TDAM: a Topic-Dependent Attention Model for Sentiment Analysis
This work addresses sentiment analysis and topic extraction for users' reviews, offering an incremental improvement by combining attention mechanisms with multi-task learning.
The authors tackled sentiment classification and topic extraction by proposing a topic-dependent attention model that integrates global and local topic embeddings into a modified GRU, achieving performance on par with state-of-the-art methods for sentiment classification and outperforming current approaches in topic coherence without aspect-level annotations.
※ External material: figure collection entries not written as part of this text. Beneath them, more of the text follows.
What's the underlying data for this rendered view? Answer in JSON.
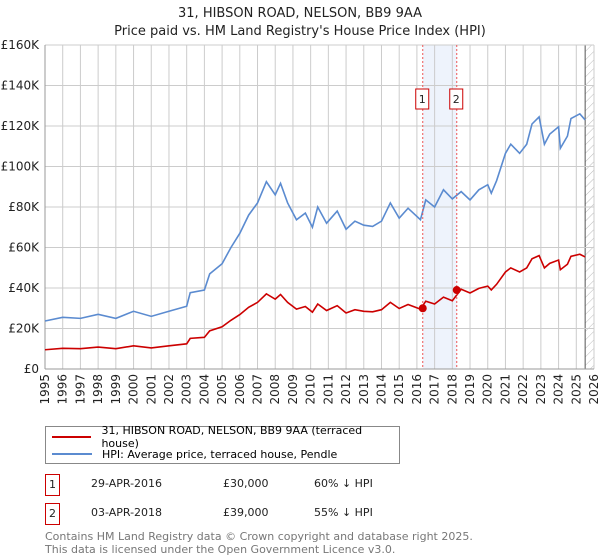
{
  "chart_data": {
    "type": "line",
    "title": "31, HIBSON ROAD, NELSON, BB9 9AA",
    "subtitle": "Price paid vs. HM Land Registry's House Price Index (HPI)",
    "xlim": [
      1995,
      2026
    ],
    "ylim": [
      0,
      160000
    ],
    "y_ticks": [
      0,
      20000,
      40000,
      60000,
      80000,
      100000,
      120000,
      140000,
      160000
    ],
    "y_tick_labels": [
      "£0",
      "£20K",
      "£40K",
      "£60K",
      "£80K",
      "£100K",
      "£120K",
      "£140K",
      "£160K"
    ],
    "x_ticks": [
      "1995",
      "1996",
      "1997",
      "1998",
      "1999",
      "2000",
      "2001",
      "2002",
      "2003",
      "2004",
      "2005",
      "2006",
      "2007",
      "2008",
      "2009",
      "2010",
      "2011",
      "2012",
      "2013",
      "2014",
      "2015",
      "2016",
      "2017",
      "2018",
      "2019",
      "2020",
      "2021",
      "2022",
      "2023",
      "2024",
      "2025",
      "2026"
    ],
    "grid": true,
    "legend_placement": "below",
    "series": [
      {
        "name": "31, HIBSON ROAD, NELSON, BB9 9AA (terraced house)",
        "color": "#cc0000"
      },
      {
        "name": "HPI: Average price, terraced house, Pendle",
        "color": "#5b8bd0",
        "x": [
          1995,
          1996,
          1997,
          1998,
          1999,
          2000,
          2001,
          2002,
          2003,
          2003.2,
          2004,
          2004.3,
          2005,
          2005.5,
          2006,
          2006.5,
          2007,
          2007.5,
          2008,
          2008.3,
          2008.7,
          2009.2,
          2009.7,
          2010.1,
          2010.4,
          2010.9,
          2011.5,
          2012,
          2012.5,
          2013,
          2013.5,
          2014,
          2014.5,
          2015,
          2015.5,
          2016.2,
          2016.5,
          2017,
          2017.5,
          2018,
          2018.5,
          2019,
          2019.5,
          2020,
          2020.2,
          2020.5,
          2021,
          2021.3,
          2021.8,
          2022.2,
          2022.5,
          2022.9,
          2023.2,
          2023.5,
          2024,
          2024.1,
          2024.5,
          2024.7,
          2025.2,
          2025.5
        ],
        "y": [
          23700,
          25500,
          25000,
          27000,
          25000,
          28500,
          26000,
          28500,
          31000,
          37700,
          39000,
          47000,
          52000,
          60000,
          67000,
          76000,
          82000,
          92500,
          86000,
          91700,
          82000,
          73700,
          77000,
          70000,
          80000,
          72000,
          78000,
          69000,
          73000,
          71000,
          70400,
          73000,
          82000,
          74500,
          79400,
          73700,
          83500,
          80000,
          88500,
          84000,
          87600,
          83500,
          88500,
          91000,
          86800,
          93000,
          106500,
          111000,
          106500,
          111000,
          121000,
          124500,
          111000,
          116000,
          119600,
          109000,
          115000,
          123700,
          126000,
          123000
        ]
      }
    ],
    "sales": [
      {
        "label": "1",
        "x": 2016.33,
        "date": "29-APR-2016",
        "price": 30000,
        "price_text": "£30,000",
        "hpi_text": "60% ↓ HPI"
      },
      {
        "label": "2",
        "x": 2018.25,
        "date": "03-APR-2018",
        "price": 39000,
        "price_text": "£39,000",
        "hpi_text": "55% ↓ HPI"
      }
    ],
    "forecast_from": 2025.5
  },
  "footer": [
    "Contains HM Land Registry data © Crown copyright and database right 2025.",
    "This data is licensed under the Open Government Licence v3.0."
  ]
}
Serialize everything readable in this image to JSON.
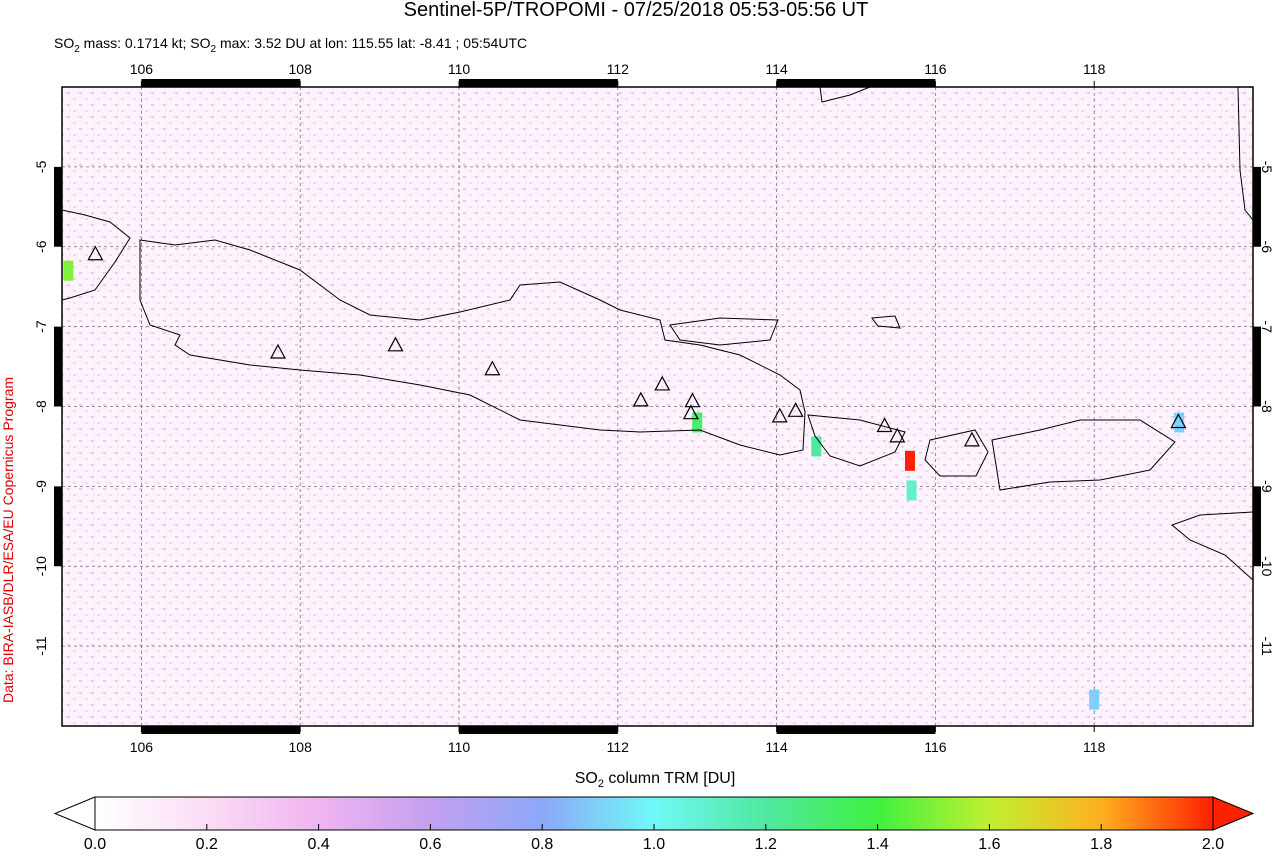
{
  "chart_data": {
    "type": "map",
    "title": "Sentinel-5P/TROPOMI - 07/25/2018 05:53-05:56 UT",
    "subtitle": [
      "SO",
      "2",
      " mass: 0.1714 kt; SO",
      "2",
      " max: 3.52 DU at lon: 115.55 lat: -8.41 ; 05:54UTC"
    ],
    "side_note": "Data: BIRA-IASB/DLR/ESA/EU Copernicus Program",
    "xlim": [
      105,
      120
    ],
    "ylim": [
      -12,
      -4
    ],
    "xticks": [
      106,
      108,
      110,
      112,
      114,
      116,
      118
    ],
    "yticks": [
      -5,
      -6,
      -7,
      -8,
      -9,
      -10,
      -11
    ],
    "grid": true,
    "volcanoes": {
      "lon": [
        105.42,
        107.72,
        109.2,
        110.42,
        112.29,
        112.56,
        112.94,
        112.92,
        114.04,
        114.24,
        115.36,
        115.52,
        116.46,
        119.06
      ],
      "lat": [
        -6.1,
        -7.33,
        -7.24,
        -7.54,
        -7.93,
        -7.73,
        -7.94,
        -8.09,
        -8.13,
        -8.06,
        -8.25,
        -8.38,
        -8.43,
        -8.2
      ]
    },
    "hotspots": {
      "lon": [
        115.68,
        105.08,
        113.0,
        114.5,
        115.7,
        118.0,
        119.07
      ],
      "lat": [
        -8.68,
        -6.3,
        -8.2,
        -8.5,
        -9.05,
        -11.67,
        -8.2
      ],
      "values": [
        2.0,
        1.5,
        1.3,
        1.2,
        1.1,
        0.9,
        0.9
      ]
    },
    "colorbar_label": [
      "SO",
      "2",
      " column TRM [DU]"
    ],
    "clim": [
      0,
      2
    ],
    "colorbar_ticks": [
      {
        "value": 0,
        "label": "0.0"
      },
      {
        "value": 0.2,
        "label": "0.2"
      },
      {
        "value": 0.4,
        "label": "0.4"
      },
      {
        "value": 0.6,
        "label": "0.6"
      },
      {
        "value": 0.8,
        "label": "0.8"
      },
      {
        "value": 1,
        "label": "1.0"
      },
      {
        "value": 1.2,
        "label": "1.2"
      },
      {
        "value": 1.4,
        "label": "1.4"
      },
      {
        "value": 1.6,
        "label": "1.6"
      },
      {
        "value": 1.8,
        "label": "1.8"
      },
      {
        "value": 2,
        "label": "2.0"
      }
    ],
    "colormap": [
      "#ffffff",
      "#fadcf5",
      "#f0b4f0",
      "#c4a0f0",
      "#8ca8f8",
      "#70f8f8",
      "#50e8a0",
      "#40f040",
      "#c0f030",
      "#ffb020",
      "#ff2000"
    ]
  }
}
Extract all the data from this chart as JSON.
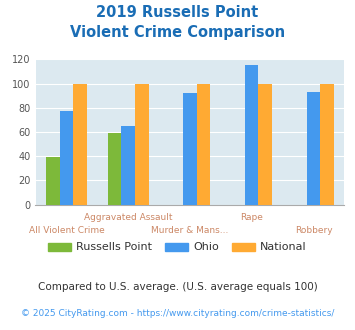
{
  "title_line1": "2019 Russells Point",
  "title_line2": "Violent Crime Comparison",
  "categories_top": [
    "",
    "Aggravated Assault",
    "",
    "Rape",
    ""
  ],
  "categories_bottom": [
    "All Violent Crime",
    "",
    "Murder & Mans...",
    "",
    "Robbery"
  ],
  "russells_point": [
    39,
    59,
    null,
    null,
    null
  ],
  "ohio": [
    77,
    65,
    92,
    115,
    93
  ],
  "national": [
    100,
    100,
    100,
    100,
    100
  ],
  "bar_color_rp": "#7db93a",
  "bar_color_ohio": "#4499ee",
  "bar_color_national": "#ffaa33",
  "title_color": "#1a6db5",
  "xlabel_top_color": "#cc8866",
  "xlabel_bottom_color": "#cc8866",
  "background_color": "#dce9f0",
  "ylim": [
    0,
    120
  ],
  "yticks": [
    0,
    20,
    40,
    60,
    80,
    100,
    120
  ],
  "legend_label_rp": "Russells Point",
  "legend_label_ohio": "Ohio",
  "legend_label_national": "National",
  "footnote1": "Compared to U.S. average. (U.S. average equals 100)",
  "footnote2": "© 2025 CityRating.com - https://www.cityrating.com/crime-statistics/",
  "footnote1_color": "#333333",
  "footnote2_color": "#4499ee"
}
We propose a topic-dependent attention model for sentiment classification and topic extraction. Our model assumes that a global topic embedding is shared across documents and employs an attention mechanism to derive local topic embedding for words and sentences. These are subsequently incorporated in a modified Gated Recurrent Unit (GRU) for sentiment classification and extraction of topics bearing different sentiment polarities. Those topics emerge from the words' local topic embeddings learned by the internal attention of the GRU cells in the context of a multi-task learning framework. In this paper, we present the hierarchical architecture, the new GRU unit and the experiments conducted on users' reviews which demonstrate classification performance on a par with the state-of-the-art methodologies for sentiment classification and topic coherence outperforming the current approaches for supervised topic extraction. In addition, our model is able to extract coherent aspect-sentiment clusters despite using no aspect-level annotations for training.